Data showed that baseline characteristics of almost all glucose and insulin parameters tended to be lower in patients with higher magnesium intake. Among those with normal status at baseline, higher magnesium intake was associated with 37% lower risk of incident metabolic impairment, though this was attenuated after adjusting for dietary fiber and risk factors. For those that were metabolically impaired at baseline, 16.6% of patients developed diabetes over the seven year follow-up. After adjusting for confounders, higher magnesium intake was associated with 38% lower risk of incident diabetes when compared to the lowest category of magnesium intake. These results support previously reported associations between high magnesium intake and lower risk of type 2 diabetes. Other clinical studies say that magnesium supplementation in those with and without diabetes can also improve glycemic control, insulin sensitivity, and β-cell function. In animals fed magnesium-deficient diets, hypomagnesemia caused insulin sensitivity of peripheral tissues to decrease, and is thought to affect insulin production by impacting the proliferation and mass of beta cells.

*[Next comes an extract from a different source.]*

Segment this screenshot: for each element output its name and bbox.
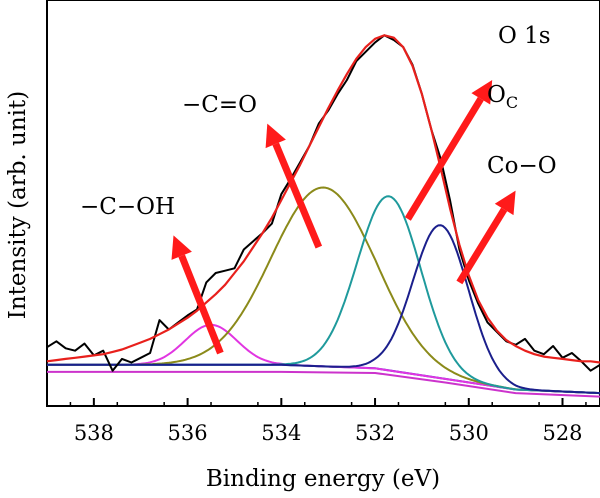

While this study found that higher magnesium intake was inversely associated with long-term changes in fasting glucose and insulin resistance in those without incident diabetes, it did not find any significant trends relating magnesium intake with fasting insulin, glucose clearance, insulin metabolism or insulin sensitivity. One potential confounder of this study that was not completely accounted for was that higher magnesium intake may be reflective of better overall health awareness, which could also affect a patient’s likelihood of developing metabolic impairment or type 2 diabetes.

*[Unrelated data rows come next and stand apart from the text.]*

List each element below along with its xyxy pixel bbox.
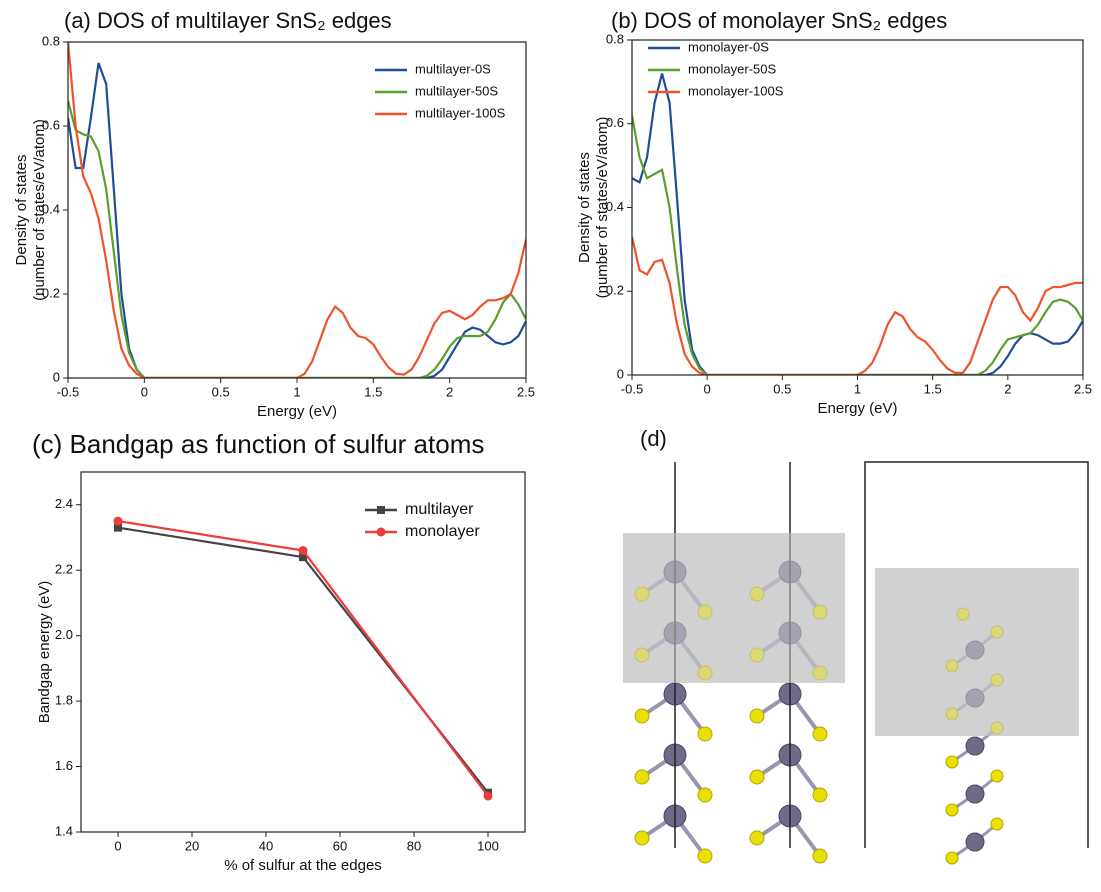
y-axis-label: Density of states xyxy=(13,155,30,266)
x-tick-label: 80 xyxy=(407,838,421,853)
series-line xyxy=(68,101,526,378)
x-tick-label: 60 xyxy=(333,838,347,853)
sulfur-atom xyxy=(946,756,958,768)
legend-label: monolayer-100S xyxy=(688,83,784,98)
y-tick-label: 1.4 xyxy=(55,823,73,838)
sulfur-atom xyxy=(698,849,712,863)
legend-label: multilayer-100S xyxy=(415,105,506,120)
sulfur-atom xyxy=(750,709,764,723)
chart-title: (b) DOS of monolayer SnS₂ edges xyxy=(611,8,947,33)
x-tick-label: 20 xyxy=(185,838,199,853)
series-line xyxy=(118,528,488,793)
tin-atom xyxy=(966,785,984,803)
x-tick-label: 0.5 xyxy=(212,384,230,399)
y-tick-label: 0 xyxy=(617,366,624,381)
series-line xyxy=(118,521,488,796)
sulfur-atom xyxy=(750,770,764,784)
x-tick-label: 0 xyxy=(114,838,121,853)
sulfur-atom xyxy=(991,770,1003,782)
x-tick-label: 2 xyxy=(446,384,453,399)
series-line xyxy=(632,237,1083,375)
y-tick-label: 0 xyxy=(53,369,60,384)
x-tick-label: 1.5 xyxy=(924,381,942,396)
sulfur-atom xyxy=(698,727,712,741)
panel-label: (d) xyxy=(640,426,667,451)
legend-label: multilayer-0S xyxy=(415,61,491,76)
x-tick-label: 1.5 xyxy=(364,384,382,399)
x-tick-label: -0.5 xyxy=(57,384,79,399)
tin-atom xyxy=(966,833,984,851)
x-tick-label: 1 xyxy=(293,384,300,399)
shade xyxy=(623,533,845,683)
sulfur-atom xyxy=(991,818,1003,830)
marker xyxy=(114,517,123,526)
x-tick-label: 100 xyxy=(477,838,499,853)
y-tick-label: 0.8 xyxy=(606,31,624,46)
y-axis-label: (number of states/eV/atom) xyxy=(31,119,48,301)
legend-label: monolayer xyxy=(405,523,480,540)
sulfur-atom xyxy=(813,727,827,741)
legend-label: multilayer-50S xyxy=(415,83,498,98)
y-axis-label: Bandgap energy (eV) xyxy=(36,581,53,724)
y-tick-label: 1.8 xyxy=(55,693,73,708)
x-tick-label: 2.5 xyxy=(517,384,535,399)
legend-marker xyxy=(377,506,385,514)
x-tick-label: 40 xyxy=(259,838,273,853)
y-tick-label: 2.4 xyxy=(55,496,73,511)
chart-title: (a) DOS of multilayer SnS₂ edges xyxy=(64,8,392,33)
sulfur-atom xyxy=(698,788,712,802)
x-tick-label: -0.5 xyxy=(621,381,643,396)
x-tick-label: 1 xyxy=(854,381,861,396)
sulfur-atom xyxy=(813,849,827,863)
x-tick-label: 2 xyxy=(1004,381,1011,396)
legend-label: multilayer xyxy=(405,501,474,518)
shade xyxy=(875,568,1079,736)
x-axis-label: Energy (eV) xyxy=(817,400,897,417)
legend-label: monolayer-50S xyxy=(688,61,776,76)
sulfur-atom xyxy=(946,852,958,864)
figure: (d) (a) DOS of multilayer SnS₂ edges -0.5… xyxy=(0,0,1101,892)
sulfur-atom xyxy=(635,709,649,723)
sulfur-atom xyxy=(946,804,958,816)
y-axis-label: (number of states/eV/atom) xyxy=(594,117,611,299)
x-tick-label: 0 xyxy=(141,384,148,399)
legend-label: monolayer-0S xyxy=(688,39,769,54)
y-tick-label: 1.6 xyxy=(55,758,73,773)
y-axis-label: Density of states xyxy=(576,152,593,263)
chart-title: (c) Bandgap as function of sulfur atoms xyxy=(32,429,484,459)
series-line xyxy=(632,74,1083,376)
chart: (c) Bandgap as function of sulfur atoms 0… xyxy=(32,429,525,874)
x-tick-label: 0 xyxy=(704,381,711,396)
sulfur-atom xyxy=(750,831,764,845)
x-axis-label: Energy (eV) xyxy=(257,403,337,420)
x-tick-label: 0.5 xyxy=(773,381,791,396)
legend-marker xyxy=(377,528,386,537)
series-line xyxy=(632,115,1083,375)
y-tick-label: 2.2 xyxy=(55,562,73,577)
x-tick-label: 2.5 xyxy=(1074,381,1092,396)
sulfur-atom xyxy=(813,788,827,802)
structure-panel xyxy=(623,462,1088,864)
marker xyxy=(484,792,493,801)
sulfur-atom xyxy=(635,831,649,845)
x-axis-label: % of sulfur at the edges xyxy=(224,857,382,874)
y-tick-label: 0.8 xyxy=(42,33,60,48)
tin-atom xyxy=(966,737,984,755)
y-tick-label: 2.0 xyxy=(55,627,73,642)
marker xyxy=(299,546,308,555)
sulfur-atom xyxy=(635,770,649,784)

The results of this study and others like it suggest that meeting the recommended daily allowance of magnesium each day may lower the risk of progression to type 2 diabetes in those at high risk.

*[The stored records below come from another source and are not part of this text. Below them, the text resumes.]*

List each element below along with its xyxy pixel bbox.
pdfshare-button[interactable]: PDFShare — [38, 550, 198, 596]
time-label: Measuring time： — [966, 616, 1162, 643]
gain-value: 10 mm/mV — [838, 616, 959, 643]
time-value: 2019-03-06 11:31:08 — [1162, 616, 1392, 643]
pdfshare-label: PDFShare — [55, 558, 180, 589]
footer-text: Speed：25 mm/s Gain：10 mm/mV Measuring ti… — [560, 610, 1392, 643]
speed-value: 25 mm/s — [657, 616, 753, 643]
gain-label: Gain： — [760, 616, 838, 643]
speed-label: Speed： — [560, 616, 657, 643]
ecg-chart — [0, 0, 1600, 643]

Higher magnesium intake may help offset the risk of developing metabolic impairment in those with normal baseline glucose and insulin homeostasis.
In patients who already had some sort of metabolic impairment, magnesium was associated with a lower risk of type 2 diabetes.
Hruby, A. et al. "Higher Magnesium Intake Reduces Risk of Impaired Glucose and Insulin Metabolism and Progression From Prediabetes to Diabetes in Middle-Aged Americans" Diabetes Care. 2014: 37(2): 419-427.